Digital Humanities At Scale: Hathi Trust Research Center
John Unsworth, Brandeis
Beth Sandore Namachchivaya, UIUC
Public research arm of the Hathi Trust – which is a large corpus providing opportunity for new forms of computation investigation. Over 10 million total volumes currently. The bigger the data, the less able to move it to a researcher’s location. Future research will require computation moving to the data.
Requirements gathering: 2010-11 sponsored by Lib school at UIUC. Did a study interviewing all 22 researchers with Google Digital Humanities Research Awards.
Findings: Improve OCR quality where possible; enhance scanned image views for OCR reference and correction; metadata should expose the quality of OCR; Better granular metadata about languages (human correction preferred); need bibliographic records in useable form.
Goals for HTRC
– provide a persistent and sustainable structure to enable scholars to ask and answer new questions. Leveraging data storage and computational infrastructure at Indiana & Illinois; stimulate community development of new functionality and tools; use tools to enable discoveries.
– Enable scholars to fully utilize content while preventing IP misuse under US copyright law.
One of the early research projects, done by Ted Underwood et al at Illinois. Identify all 18th and 19th century published books in HathiTrust corpus, and apply topic modeling to create consistent overall subject metadata. Also did experiment to look at ratio between words entering the English lexicon before 1150 and after in three different genres. To do this kind of work you start by doing a lot of cleaning of data. The glory is in analyzing the data, which takes just a small amount of the time.

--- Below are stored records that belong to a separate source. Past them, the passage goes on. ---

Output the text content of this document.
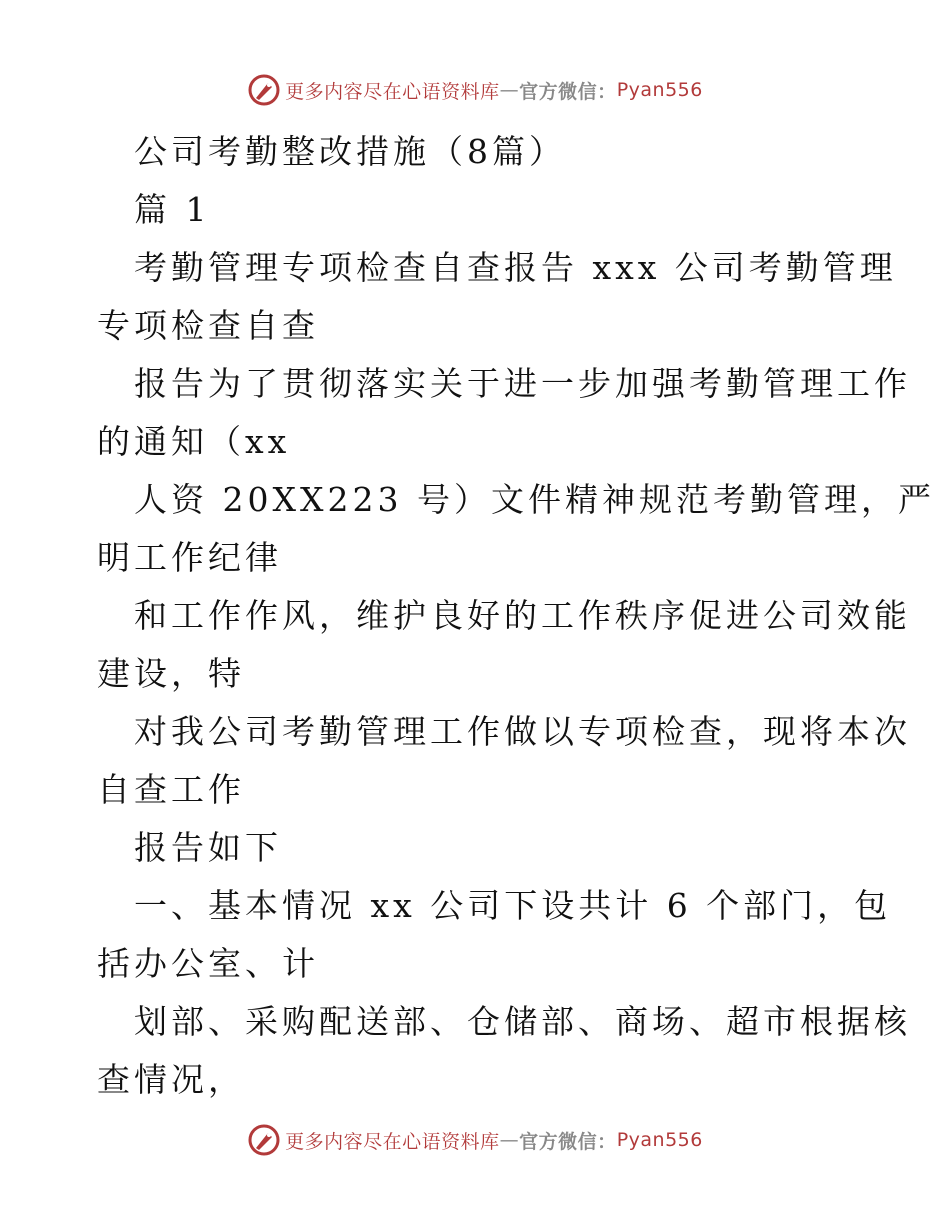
更多内容尽在心语资料库 — 官方微信： Pyan556
公司考勤整改措施（8篇）
篇 1
考勤管理专项检查自查报告 xxx 公司考勤管理
专项检查自查
报告为了贯彻落实关于进一步加强考勤管理工作
的通知（xx
人资 20XX223 号）文件精神规范考勤管理，严
明工作纪律
和工作作风，维护良好的工作秩序促进公司效能
建设，特
对我公司考勤管理工作做以专项检查，现将本次
自查工作
报告如下
一、基本情况 xx 公司下设共计 6 个部门，包
括办公室、计
划部、采购配送部、仓储部、商场、超市根据核
查情况，
更多内容尽在心语资料库 — 官方微信： Pyan556
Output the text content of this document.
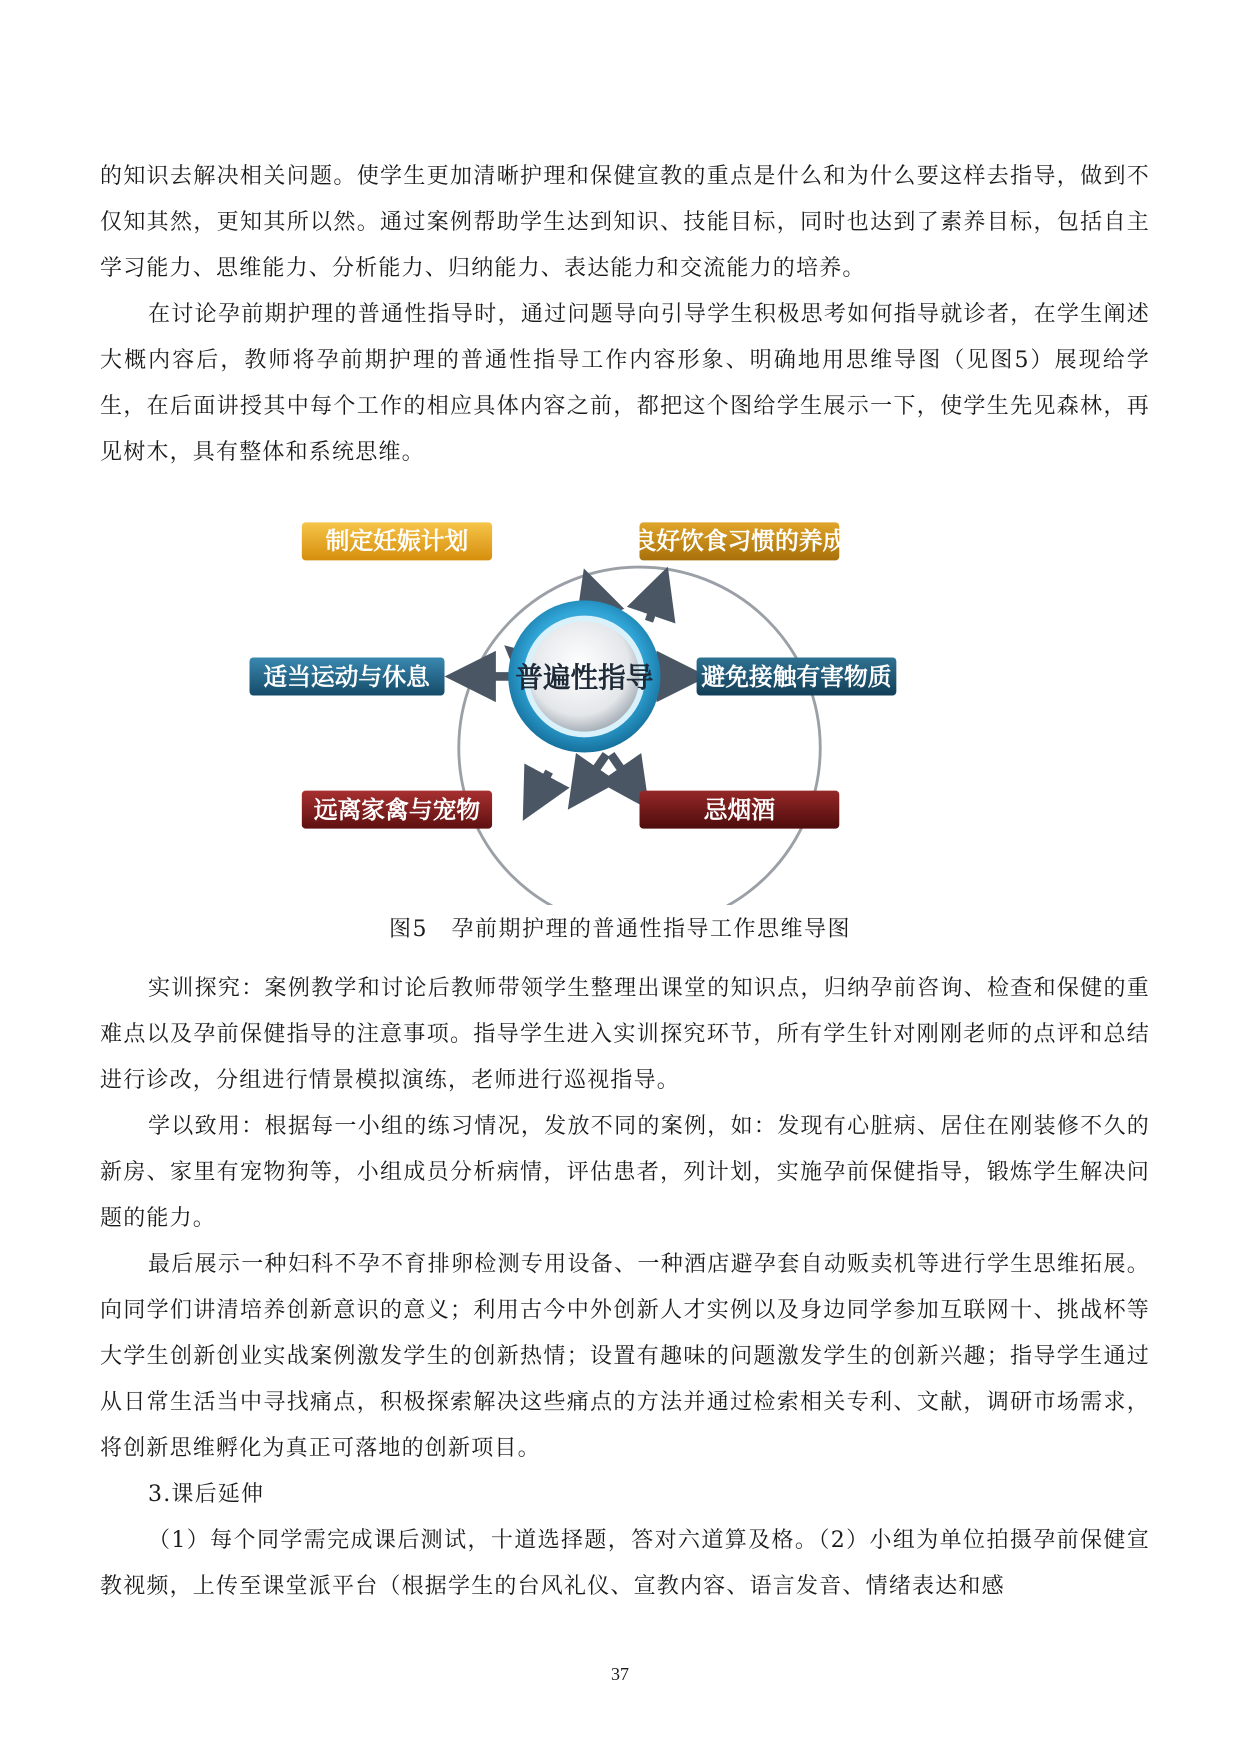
的知识去解决相关问题。使学生更加清晰护理和保健宣教的重点是什么和为什么要这样去指导，做到不仅知其然，更知其所以然。通过案例帮助学生达到知识、技能目标，同时也达到了素养目标，包括自主学习能力、思维能力、分析能力、归纳能力、表达能力和交流能力的培养。

在讨论孕前期护理的普通性指导时，通过问题导向引导学生积极思考如何指导就诊者，在学生阐述大概内容后，教师将孕前期护理的普通性指导工作内容形象、明确地用思维导图（见图5）展现给学生，在后面讲授其中每个工作的相应具体内容之前，都把这个图给学生展示一下，使学生先见森林，再见树木，具有整体和系统思维。

普遍性指导
制定妊娠计划	良好饮食习惯的养成
适当运动与休息	避免接触有害物质
远离家禽与宠物	忌烟酒

图5　孕前期护理的普通性指导工作思维导图

实训探究：案例教学和讨论后教师带领学生整理出课堂的知识点，归纳孕前咨询、检查和保健的重难点以及孕前保健指导的注意事项。指导学生进入实训探究环节，所有学生针对刚刚老师的点评和总结进行诊改，分组进行情景模拟演练，老师进行巡视指导。

学以致用：根据每一小组的练习情况，发放不同的案例，如：发现有心脏病、居住在刚装修不久的新房、家里有宠物狗等，小组成员分析病情，评估患者，列计划，实施孕前保健指导，锻炼学生解决问题的能力。

最后展示一种妇科不孕不育排卵检测专用设备、一种酒店避孕套自动贩卖机等进行学生思维拓展。向同学们讲清培养创新意识的意义；利用古今中外创新人才实例以及身边同学参加互联网十、挑战杯等大学生创新创业实战案例激发学生的创新热情；设置有趣味的问题激发学生的创新兴趣；指导学生通过从日常生活当中寻找痛点，积极探索解决这些痛点的方法并通过检索相关专利、文献，调研市场需求，将创新思维孵化为真正可落地的创新项目。

3.课后延伸

（1）每个同学需完成课后测试，十道选择题，答对六道算及格。（2）小组为单位拍摄孕前保健宣教视频，上传至课堂派平台（根据学生的台风礼仪、宣教内容、语言发音、情绪表达和感

37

Cleaning the data: 1. clean up the OCR/assess error. 2. Identify parts of a volume (e.g. articles in a serial, poetry/prose). 3. Remove library bookplates, running headers, etc.
Cleaning/enriching the metadata: 1. “18??” 2. discard duplicate volumes / select early editions? 3. Add metadata you need for interpretation like gender or genre.

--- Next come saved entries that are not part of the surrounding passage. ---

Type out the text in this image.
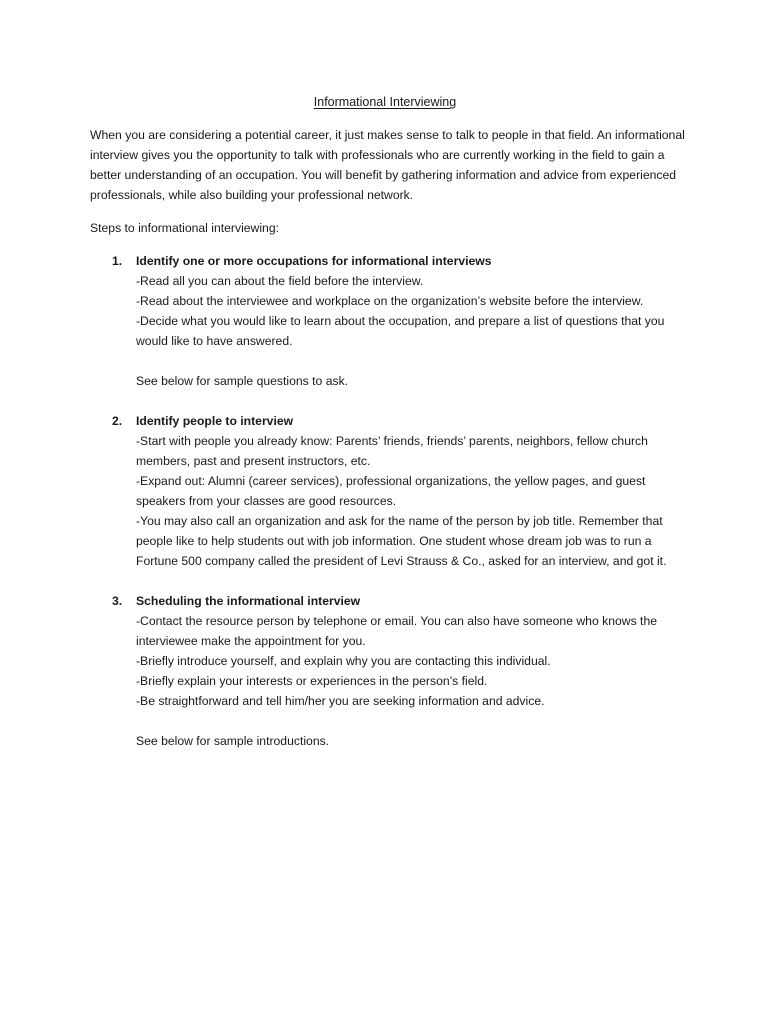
Informational Interviewing

When you are considering a potential career, it just makes sense to talk to people in that field. An informational interview gives you the opportunity to talk with professionals who are currently working in the field to gain a better understanding of an occupation. You will benefit by gathering information and advice from experienced professionals, while also building your professional network.

Steps to informational interviewing:

1. Identify one or more occupations for informational interviews
-Read all you can about the field before the interview.
-Read about the interviewee and workplace on the organization’s website before the interview.
-Decide what you would like to learn about the occupation, and prepare a list of questions that you would like to have answered.
See below for sample questions to ask.
2. Identify people to interview
-Start with people you already know: Parents’ friends, friends’ parents, neighbors, fellow church members, past and present instructors, etc.
-Expand out: Alumni (career services), professional organizations, the yellow pages, and guest speakers from your classes are good resources.
-You may also call an organization and ask for the name of the person by job title. Remember that people like to help students out with job information. One student whose dream job was to run a Fortune 500 company called the president of Levi Strauss & Co., asked for an interview, and got it.
3. Scheduling the informational interview
-Contact the resource person by telephone or email. You can also have someone who knows the interviewee make the appointment for you.
-Briefly introduce yourself, and explain why you are contacting this individual.
-Briefly explain your interests or experiences in the person’s field.
-Be straightforward and tell him/her you are seeking information and advice.
See below for sample introductions.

Things we could share: period lexicons / variant spellings; gazetteers of proper nouns; OCR correction rules for a period; document segmentation and/or cleaned and segmented text; FRBRization; Cleaned / enriched metadata; code to do all the above.
Philosophy – computation moves to data; web services architecture and protocols; registry of services and algorithms; Solr full text indexes; noSQL store as volume store; openID authentication; portal front-end, programmatic access; SEASR mining algorithms.
Infrastructure for computational analysis – algorithms must be co-located with data. Analysis or large parts of the corpus require significant parallel computing resources, requiring batch processing.
Can fair use be determined based on categorization of algorithm? Or is all computational use fair use? Even the pubic domain contact was generated by Google and comes with some contractual limitations on use. What kind (and how much) data gets shipped back to user as part of a result set? Researchers need context as well as the token that was a result. Could be a paragraph, a stanza, a page. Need to examine user contributed code to see if it abides by rules.
Phase 2 availability of resource – March 2013. WOrkshops @ Digital Humanities 2013 and JCDL. Fix the OCR and Metadata Shortage Community Challenge. Job opportunities – postdoc @ Illinois.